Finding Perfect (Hopeless, #2.6)(18)
We follow him inside and I set the two suitcases by their front door. “It was good,” I say, looking around. This is so weird. Being here. I feel like I’m about to puke. I can’t imagine how Six feels right now.
There are pictures lining the hallway that leads to the living room. Six and I walk slowly and look at them. Most of them we’ve seen, but some of them we haven’t.
Quinn appears around the corner and she’s exactly how I assumed she would be. Welcoming and happy and full of just as many emotions as Six. She introduces herself and then we’re all just kind of awkwardly standing around.
“Are you ready to meet Matteo?” Quinn asks.
Six blows out a breath, shaking out her hands. “I don’t want to scare him. I have to collect myself.”
“Don’t worry about that,” Graham says. “We’ve spent the first year of his life an emotional wreck. Sometimes we just burst into tears while we’re holding him because we’re so damn lucky.” Graham and Quinn smile at each other.
Graham motions for us to follow them into the living room, where we finally see our son. He’s lying on the floor, surrounded by toys.
Seeing him in pictures was one thing, but seeing him in person is an entirely different experience. Six squeezes my hand and we both gasp. I suddenly don’t feel good enough to be here. Worthy enough.
And now all I can picture is Wayne and Garth, bowing down and chanting, “We’re not worthy. We’re not worthy.” I kind of want to drop to my knees in front of this beautiful little boy and do the same thing.
Quinn picks up Matteo and walks him over to us.
We both start to cry. Six touches his arm with her fingers and then his hair. Then she pulls her hand back and covers her mouth.
“You want to hold him?” Quinn asks.
Six nods, so she hands Matteo over to her. Six pulls him against her chest and presses her cheek against his head. She closes her eyes and just stands there, breathing him in.
It’s fucking beautiful.
I want to take pictures, but that would be weird. I just never want to forget this. This whole damn moment. Seeing Six with our baby. Our happy and healthy and perfect baby. Seeing Six smiling. Seeing that piece of her that’s been missing for so long finally reconnect all the broken parts of her.
We sit down on the couch with him and stare at him and take turns holding him.
“What’s he like?” I ask. “Is he shy? Outgoing? Does he cry a lot? My mom said I was a crier.”
“He’s really friendly,” Graham says. “Like he’s never met a stranger.”
Six laughs. “He gets that from Daniel.”
Graham and Quinn are seated on the sofa opposite us. They don’t look nervous at all about us being here. Quinn is snuggled against Graham, her hand on his chest. They’re both smiling. It’s almost as if a part of them was needing this, too.
“He’s not a crier,” Quinn says. “But he has a good set of lungs on him. Likes to hear himself jabber.”
“He also gets that from me,” I say.
We chat for a while, both of us continuing to take turns with Matteo. After we’ve been there for about an hour, Quinn is showing Six an album full of baby pictures.
Graham stands up and stretches out his arms, then drops his hands to his hips. He nudges his head toward the kitchen.

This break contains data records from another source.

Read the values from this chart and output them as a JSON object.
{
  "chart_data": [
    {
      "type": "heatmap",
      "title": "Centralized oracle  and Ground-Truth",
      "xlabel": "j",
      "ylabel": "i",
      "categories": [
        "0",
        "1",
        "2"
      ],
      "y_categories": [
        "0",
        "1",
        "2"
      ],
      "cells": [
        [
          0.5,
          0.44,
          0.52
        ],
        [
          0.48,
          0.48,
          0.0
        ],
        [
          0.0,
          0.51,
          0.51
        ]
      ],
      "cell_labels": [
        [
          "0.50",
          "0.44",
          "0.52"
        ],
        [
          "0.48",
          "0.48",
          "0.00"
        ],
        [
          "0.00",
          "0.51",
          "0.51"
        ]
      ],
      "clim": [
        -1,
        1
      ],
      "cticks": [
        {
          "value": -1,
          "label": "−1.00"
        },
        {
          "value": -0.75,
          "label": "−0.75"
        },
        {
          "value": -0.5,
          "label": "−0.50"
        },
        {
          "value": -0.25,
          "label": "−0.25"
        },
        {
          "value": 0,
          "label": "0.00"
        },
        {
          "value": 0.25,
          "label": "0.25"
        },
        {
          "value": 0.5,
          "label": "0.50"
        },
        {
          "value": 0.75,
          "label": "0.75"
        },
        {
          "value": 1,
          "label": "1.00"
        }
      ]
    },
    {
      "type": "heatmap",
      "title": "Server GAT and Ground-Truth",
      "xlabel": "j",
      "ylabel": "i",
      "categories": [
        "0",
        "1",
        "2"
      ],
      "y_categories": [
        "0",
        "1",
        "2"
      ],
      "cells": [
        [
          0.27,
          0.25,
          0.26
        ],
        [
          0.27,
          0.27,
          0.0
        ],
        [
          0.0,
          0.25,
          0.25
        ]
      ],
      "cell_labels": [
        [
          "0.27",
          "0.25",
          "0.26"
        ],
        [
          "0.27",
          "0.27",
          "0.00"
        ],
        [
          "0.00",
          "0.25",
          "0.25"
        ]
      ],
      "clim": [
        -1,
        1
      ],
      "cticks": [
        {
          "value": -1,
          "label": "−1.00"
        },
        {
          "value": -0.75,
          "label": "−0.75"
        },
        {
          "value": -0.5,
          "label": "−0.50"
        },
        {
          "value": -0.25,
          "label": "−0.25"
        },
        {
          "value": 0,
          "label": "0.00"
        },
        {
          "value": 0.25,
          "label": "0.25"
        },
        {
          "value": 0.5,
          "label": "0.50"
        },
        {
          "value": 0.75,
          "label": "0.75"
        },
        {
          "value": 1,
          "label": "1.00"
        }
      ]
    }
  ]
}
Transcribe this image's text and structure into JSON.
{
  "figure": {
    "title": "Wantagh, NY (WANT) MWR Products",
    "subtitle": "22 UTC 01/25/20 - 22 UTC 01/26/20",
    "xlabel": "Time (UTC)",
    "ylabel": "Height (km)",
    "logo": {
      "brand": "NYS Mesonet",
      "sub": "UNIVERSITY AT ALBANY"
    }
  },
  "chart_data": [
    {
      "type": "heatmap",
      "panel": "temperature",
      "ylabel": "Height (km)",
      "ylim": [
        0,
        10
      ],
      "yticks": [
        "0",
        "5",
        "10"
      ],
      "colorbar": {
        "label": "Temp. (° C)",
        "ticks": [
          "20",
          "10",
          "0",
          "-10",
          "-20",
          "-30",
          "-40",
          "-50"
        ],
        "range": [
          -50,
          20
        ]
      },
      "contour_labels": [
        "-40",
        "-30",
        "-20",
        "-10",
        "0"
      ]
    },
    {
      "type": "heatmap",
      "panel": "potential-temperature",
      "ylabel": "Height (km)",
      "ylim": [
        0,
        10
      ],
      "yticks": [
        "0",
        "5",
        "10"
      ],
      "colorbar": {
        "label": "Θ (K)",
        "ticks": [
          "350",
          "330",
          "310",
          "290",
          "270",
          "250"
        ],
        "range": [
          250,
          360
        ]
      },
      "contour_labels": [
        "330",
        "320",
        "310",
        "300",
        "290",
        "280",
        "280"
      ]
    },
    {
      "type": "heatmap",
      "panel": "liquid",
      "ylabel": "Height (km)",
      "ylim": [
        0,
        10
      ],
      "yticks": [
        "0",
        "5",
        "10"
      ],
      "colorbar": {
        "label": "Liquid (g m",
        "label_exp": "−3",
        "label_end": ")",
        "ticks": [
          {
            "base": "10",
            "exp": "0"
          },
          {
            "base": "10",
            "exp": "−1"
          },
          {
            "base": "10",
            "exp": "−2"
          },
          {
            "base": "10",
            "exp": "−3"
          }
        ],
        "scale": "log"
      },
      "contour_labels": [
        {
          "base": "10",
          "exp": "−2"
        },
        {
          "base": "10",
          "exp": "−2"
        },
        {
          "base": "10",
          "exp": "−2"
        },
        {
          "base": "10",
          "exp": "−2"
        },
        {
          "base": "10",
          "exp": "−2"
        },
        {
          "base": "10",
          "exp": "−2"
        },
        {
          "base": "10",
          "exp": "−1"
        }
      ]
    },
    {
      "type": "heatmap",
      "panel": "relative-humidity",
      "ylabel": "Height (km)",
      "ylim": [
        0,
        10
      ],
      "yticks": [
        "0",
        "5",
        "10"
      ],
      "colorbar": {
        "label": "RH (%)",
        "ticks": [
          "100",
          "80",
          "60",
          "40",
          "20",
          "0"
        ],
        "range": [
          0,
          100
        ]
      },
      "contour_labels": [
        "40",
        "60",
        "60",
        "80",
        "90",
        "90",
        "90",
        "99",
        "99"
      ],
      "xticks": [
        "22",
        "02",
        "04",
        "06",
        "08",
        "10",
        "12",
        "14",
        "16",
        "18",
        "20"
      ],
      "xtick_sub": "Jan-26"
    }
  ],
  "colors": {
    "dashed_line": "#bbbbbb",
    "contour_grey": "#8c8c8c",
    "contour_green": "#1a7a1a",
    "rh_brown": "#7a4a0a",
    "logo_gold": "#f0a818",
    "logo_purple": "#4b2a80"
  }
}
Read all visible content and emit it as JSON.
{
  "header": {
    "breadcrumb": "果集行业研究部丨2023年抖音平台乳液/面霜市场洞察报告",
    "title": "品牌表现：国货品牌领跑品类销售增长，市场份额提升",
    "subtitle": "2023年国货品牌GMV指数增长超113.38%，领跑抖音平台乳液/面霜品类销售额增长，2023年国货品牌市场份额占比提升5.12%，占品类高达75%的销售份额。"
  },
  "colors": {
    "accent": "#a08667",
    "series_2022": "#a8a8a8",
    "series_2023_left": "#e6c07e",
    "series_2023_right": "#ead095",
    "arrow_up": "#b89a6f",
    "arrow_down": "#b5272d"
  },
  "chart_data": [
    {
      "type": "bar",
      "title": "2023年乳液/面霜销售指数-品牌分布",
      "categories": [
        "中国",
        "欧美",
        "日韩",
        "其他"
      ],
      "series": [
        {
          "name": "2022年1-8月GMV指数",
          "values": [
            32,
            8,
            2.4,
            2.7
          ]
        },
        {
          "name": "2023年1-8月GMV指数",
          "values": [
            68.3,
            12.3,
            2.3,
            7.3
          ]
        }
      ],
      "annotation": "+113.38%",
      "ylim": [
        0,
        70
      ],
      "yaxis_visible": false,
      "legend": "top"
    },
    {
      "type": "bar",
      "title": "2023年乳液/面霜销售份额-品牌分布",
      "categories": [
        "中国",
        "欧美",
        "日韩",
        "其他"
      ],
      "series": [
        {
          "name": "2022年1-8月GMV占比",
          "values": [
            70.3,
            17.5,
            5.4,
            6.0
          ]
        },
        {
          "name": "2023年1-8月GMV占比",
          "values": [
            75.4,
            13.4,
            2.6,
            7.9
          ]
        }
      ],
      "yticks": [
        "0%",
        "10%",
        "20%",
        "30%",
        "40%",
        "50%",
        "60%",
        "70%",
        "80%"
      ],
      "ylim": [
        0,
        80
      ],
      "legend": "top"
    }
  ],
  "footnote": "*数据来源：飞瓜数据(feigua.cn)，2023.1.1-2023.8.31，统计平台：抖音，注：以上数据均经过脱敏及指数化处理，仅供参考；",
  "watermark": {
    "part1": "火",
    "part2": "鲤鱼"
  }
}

“Wanna help me with dinner, Daniel?”
I stand up, but I feel like I should warn him. “I can try, but I tend to only make the cooking experience worse.”
Graham laughs, but heads into the kitchen anyway, expecting me to follow him. He takes vegetables out of the refrigerator and sets them on the counter. He slides a knife toward me and then rolls a tomato across the island. “Think you can cut a tomato?”
“First time for everything,” I say. I start to cut the tomato while Graham assembles the rest of the salad. I feel like I should thank him, but I’m so awkward when it comes to having sincere conversations. I clear my throat. When he looks at me, I look back down at the tomato I’m butchering. “I can’t thank you enough for doing this for Six.”
Graham says nothing. When I glance up at him, he’s staring at me. He smiles a little and then says, “I didn’t do it for Six. I did it for you.”
That makes me pause.
“When I called you that day on the phone, I was honestly prepared to tell you to take a hike.”
I release the knife and the tomato and then press my palms into the counter. “Really?”
Graham nods as he meticulously chops up an onion. “I had no interest in bringing potential stress into Quinn’s life. I didn’t think it would be good in any capacity to have Matteo’s biological parents in the picture. I’ve seen the stories on the news, in the papers. The devastating custody battles. I didn’t want to open that door. But when I called you…I don’t know. I could hear the desperation in your voice. I could relate to the fact that all you wanted in that moment was to see the woman you loved happy.” He makes eye contact with me across the island. “You reminded me of myself, and what that felt like. The agony that comes along with not being able to take the pain away from the person you love more than yourself.”
Dammit. Maybe it’s the onions. I don’t know. I have to look away from him because I feel my eyes dampen. I grab my shirt sleeve and dab at them. “Those are some strong onions, man,” I mutter.